Comparing the alternatives — when not to choose Tauri 2
It would be unfair to spend an entire article praising one tool. Tauri 2 is excellent, but it is not the right answer for every desktop AI app. A few honest counter-cases:
If your app's center of gravity is a complex Node-only ecosystem — a deeply embedded Monaco editor with custom language services, an Electron-based plugin marketplace, or a heavy Chromium-only API like the File System Access API — Electron will keep being the practical choice. Trying to bridge those into Rust ends up costing more than what you save in bundle size.
If you are building a primarily UI-first prototype that you want to validate in days, not weeks, Wails (Go + WebView) or even a simple PWA wrapped with electron-builder may carry you to your first user faster. Tauri's Rust side is friendly, but "friendly Rust" is still Rust.
If your distribution model is the Mac App Store, Tauri's signing story works but the sandbox interactions can require some entitlements.plist archaeology. Electron has more public examples to copy from. I plan to cover this in a future article since the entitlements maze deserves its own piece.

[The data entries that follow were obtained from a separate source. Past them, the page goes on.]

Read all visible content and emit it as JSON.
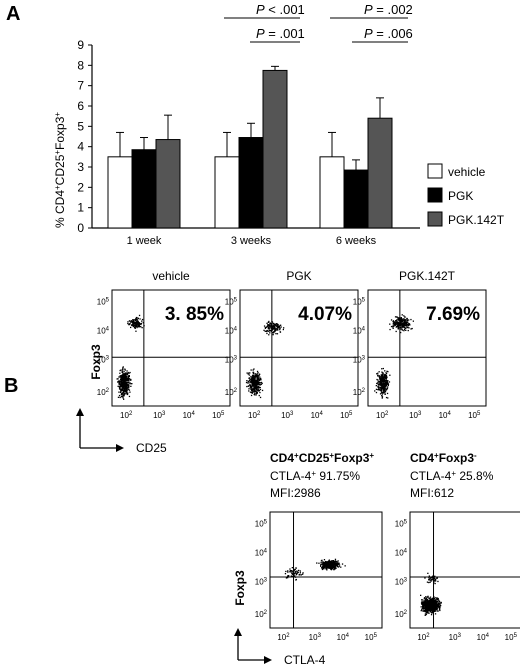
{
  "panel_a": {
    "letter": "A",
    "chart_data": {
      "type": "bar",
      "ylabel_parts": [
        "% CD4",
        "+",
        "CD25",
        "+",
        "Foxp3",
        "+"
      ],
      "categories": [
        "1 week",
        "3 weeks",
        "6 weeks"
      ],
      "ylim": [
        0,
        9
      ],
      "yticks": [
        "0",
        "1",
        "2",
        "3",
        "4",
        "5",
        "6",
        "7",
        "8",
        "9"
      ],
      "series": [
        {
          "name": "vehicle",
          "color": "#ffffff",
          "values": [
            3.5,
            3.5,
            3.5
          ],
          "errors": [
            1.2,
            1.2,
            1.2
          ]
        },
        {
          "name": "PGK",
          "color": "#000000",
          "values": [
            3.85,
            4.45,
            2.85
          ],
          "errors": [
            0.6,
            0.7,
            0.5
          ]
        },
        {
          "name": "PGK.142T",
          "color": "#555555",
          "values": [
            4.35,
            7.75,
            5.4
          ],
          "errors": [
            1.2,
            0.2,
            1.0
          ]
        }
      ],
      "legend_position": "right",
      "significance": [
        {
          "p_label": "P",
          "p_text": " < .001"
        },
        {
          "p_label": "P",
          "p_text": " = .001"
        },
        {
          "p_label": "P",
          "p_text": " = .002"
        },
        {
          "p_label": "P",
          "p_text": " = .006"
        }
      ]
    }
  },
  "panel_b": {
    "letter": "B",
    "top_plots": [
      {
        "title": "vehicle",
        "percent": "3. 85%"
      },
      {
        "title": "PGK",
        "percent": "4.07%"
      },
      {
        "title": "PGK.142T",
        "percent": "7.69%"
      }
    ],
    "top_axis": {
      "ylabel": "Foxp3",
      "arrow_xlabel": "CD25",
      "ticks": [
        "10",
        "2",
        "10",
        "3",
        "10",
        "4",
        "10",
        "5"
      ]
    },
    "bottom_plots": [
      {
        "head_parts": [
          "CD4",
          "+",
          "CD25",
          "+",
          "Foxp3",
          "+"
        ],
        "line2": "CTLA-4",
        "line2_sup": "+",
        "line2_val": " 91.75%",
        "line3": "MFI:2986"
      },
      {
        "head_parts": [
          "CD4",
          "+",
          "Foxp3",
          "-"
        ],
        "line2": "CTLA-4",
        "line2_sup": "+",
        "line2_val": " 25.8%",
        "line3": "MFI:612"
      }
    ],
    "bottom_axis": {
      "ylabel": "Foxp3",
      "arrow_xlabel": "CTLA-4"
    }
  }
}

For everything else — and especially for indie or small-team Claude API apps that ship outside the App Stores — Tauri 2 has become my default. It is small, fast, and the Rust layer gives me a place to be strict about secrets that simply does not exist in pure JavaScript runtimes.
A useful pairing as you weigh the trade-offs: skim Claude API × Electron: A Production Guide for Desktop AI Apps and the present article side by side, focusing on the keychain section and the streaming section. The Electron version's complexity around context isolation is exactly what Tauri replaces with the Rust command boundary.
Closing thoughts — Tauri 2 is the indie's best bet for desktop AI
Thank you for reading this far. The reason I find Tauri 2 worth the Rust learning curve is that it makes a real outcome reachable for solo developers: shipping a near-native desktop AI app on your own terms, without depending on Apple's or Microsoft's stores. The Anthropic-client portion of the code is shorter than you might expect once you isolate it.
If you do one thing today, copy the code in this article and aim to get API key in the OS keychain → SSE streaming flowing through Rust working end-to-end in a single sitting. Once that loop is alive, every later feature (history, Tool Use, distribution) is incremental. To compare technology choices more deeply, reading this alongside Claude API × Electron: A Production Guide for Desktop AI Apps will sharpen your judgment about when each tool is the right one.